The Wall Street Journal reported Tuesday that U.S. District Judge Allison D. Burroughs in Boston, Mass. confirmed a Trump administration decision to settle the case after U.S. universities including Harvard and the Massachussetts Institute of Technology (MIT) challenged the rule affecting foreign students. She said the U.S. government had agreed to rescind the rule and return to immigration guidance it had issued in the Spring.
“ICE will revert back to the guidance it issued in March that allows students taking online courses to reside in the United States on F-1 visas,” the Harvard University newspaper tweeted.
ICE will revert back to the guidance it issued in March that allows students taking online courses to reside in the United States on F-1 visas.https://t.co/CSODOOKVv2
— The Harvard Crimson (@thecrimson) July 14, 2020
The Associated Press also reported a lawyer for the U.S. Immigration and Customs Enforcement agency (ICE) and Department of Homeland Security only responded to a request for comment to say Judge Burroughs characterization of the case was correct.
The latest development in the immigration issue comes one week after ICE issued a notice to international students that those attending schools and universities with only online courses would either have to transfer to a school holding in-person courses, or return to their home countries.

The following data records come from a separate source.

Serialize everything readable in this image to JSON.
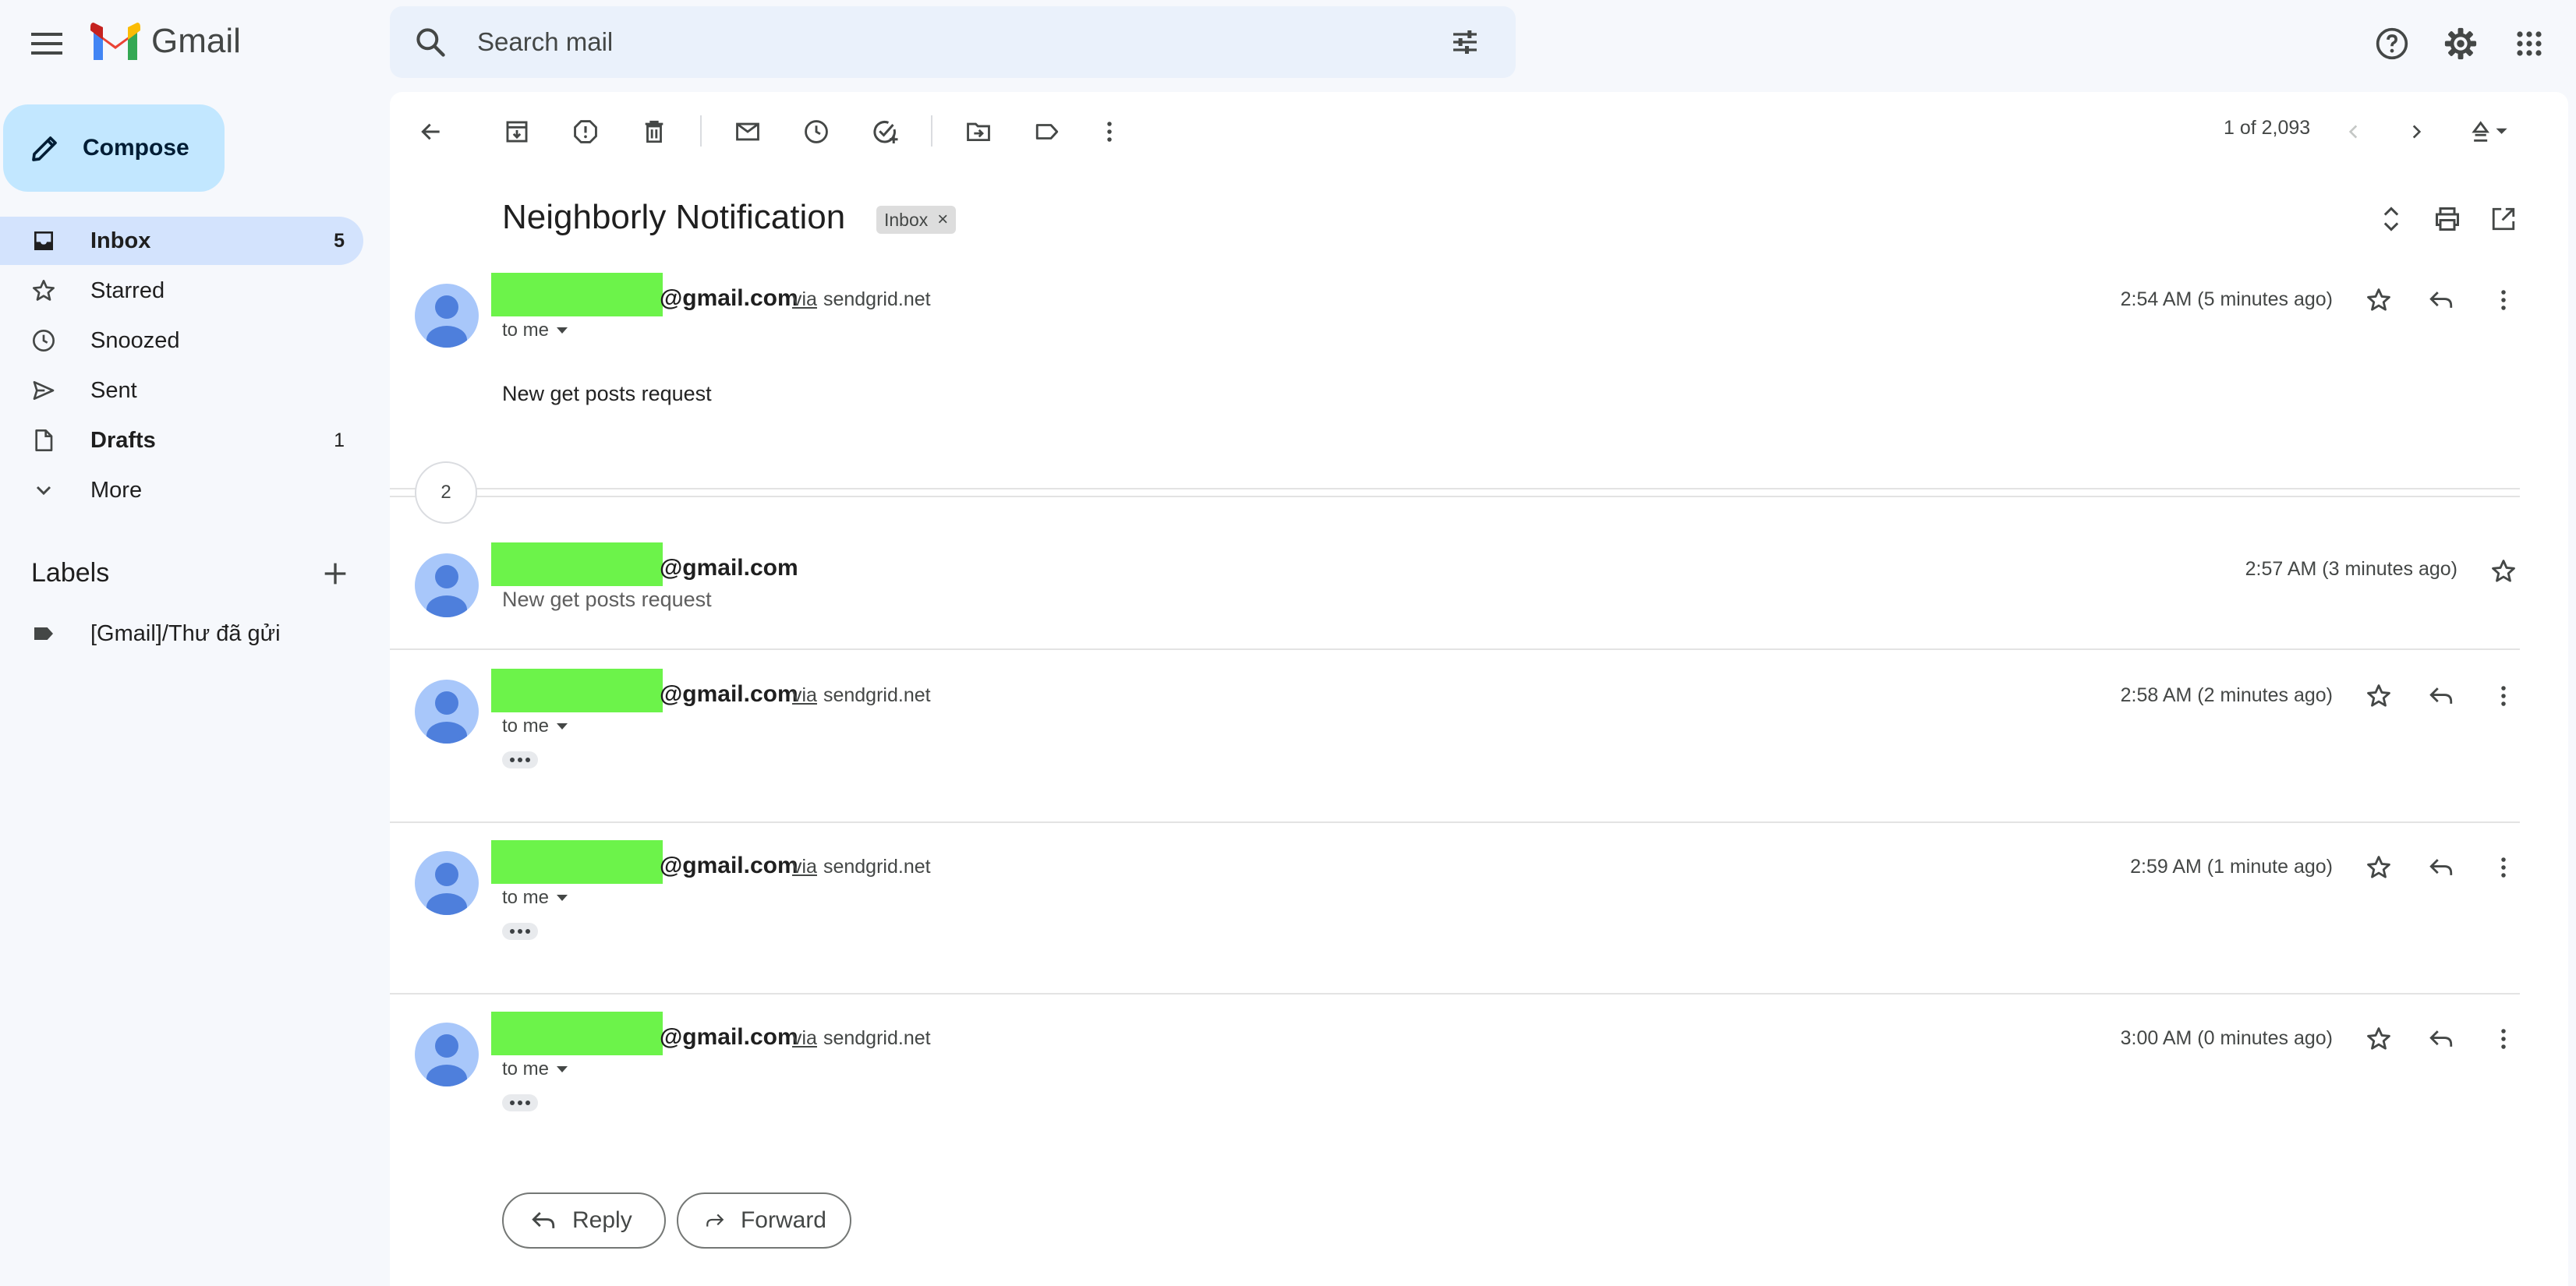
{
  "app": {
    "name": "Gmail",
    "search_placeholder": "Search mail"
  },
  "sidebar": {
    "compose_label": "Compose",
    "items": [
      {
        "label": "Inbox",
        "count": "5",
        "icon": "inbox-icon"
      },
      {
        "label": "Starred",
        "count": "",
        "icon": "star-icon"
      },
      {
        "label": "Snoozed",
        "count": "",
        "icon": "clock-icon"
      },
      {
        "label": "Sent",
        "count": "",
        "icon": "send-icon"
      },
      {
        "label": "Drafts",
        "count": "1",
        "icon": "draft-icon"
      },
      {
        "label": "More",
        "count": "",
        "icon": "chevron-down-icon"
      }
    ],
    "labels_heading": "Labels",
    "labels": [
      {
        "label": "[Gmail]/Thư đã gửi",
        "icon": "label-icon"
      }
    ]
  },
  "toolbar": {
    "pager": "1 of 2,093"
  },
  "thread": {
    "subject": "Neighborly Notification",
    "chip": "Inbox",
    "collapsed_count": "2",
    "messages": [
      {
        "sender": "@gmail.com",
        "via_label": "via",
        "via_domain": "sendgrid.net",
        "to": "to me",
        "time": "2:54 AM (5 minutes ago)",
        "body": "New get posts request"
      },
      {
        "sender": "@gmail.com",
        "time": "2:57 AM (3 minutes ago)",
        "snippet": "New get posts request"
      },
      {
        "sender": "@gmail.com",
        "via_label": "via",
        "via_domain": "sendgrid.net",
        "to": "to me",
        "time": "2:58 AM (2 minutes ago)"
      },
      {
        "sender": "@gmail.com",
        "via_label": "via",
        "via_domain": "sendgrid.net",
        "to": "to me",
        "time": "2:59 AM (1 minute ago)"
      },
      {
        "sender": "@gmail.com",
        "via_label": "via",
        "via_domain": "sendgrid.net",
        "to": "to me",
        "time": "3:00 AM (0 minutes ago)"
      }
    ],
    "reply_label": "Reply",
    "forward_label": "Forward"
  },
  "colors": {
    "accent": "#c2e7ff",
    "active_nav": "#d3e3fd",
    "redaction": "#6cf34a",
    "avatar": "#a8c7fa"
  }
}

Colleges challenging the policy said it would put students and faculty at risk and harm schools financially with international students requesting refunds for their tuition.
Other students argued the order to return home placed a high burden on students from countries with government restrictions on internet use or with poor internet services in general.
The March education rules had waived online course requirements, though the immigration officials previously argued they had told universities all along that immigration rules were subject to change. They also argued the now-rescinded rule was consistent with existing immigration law that international students could not receive immigration visas simply by taking a full set of courses entirely online.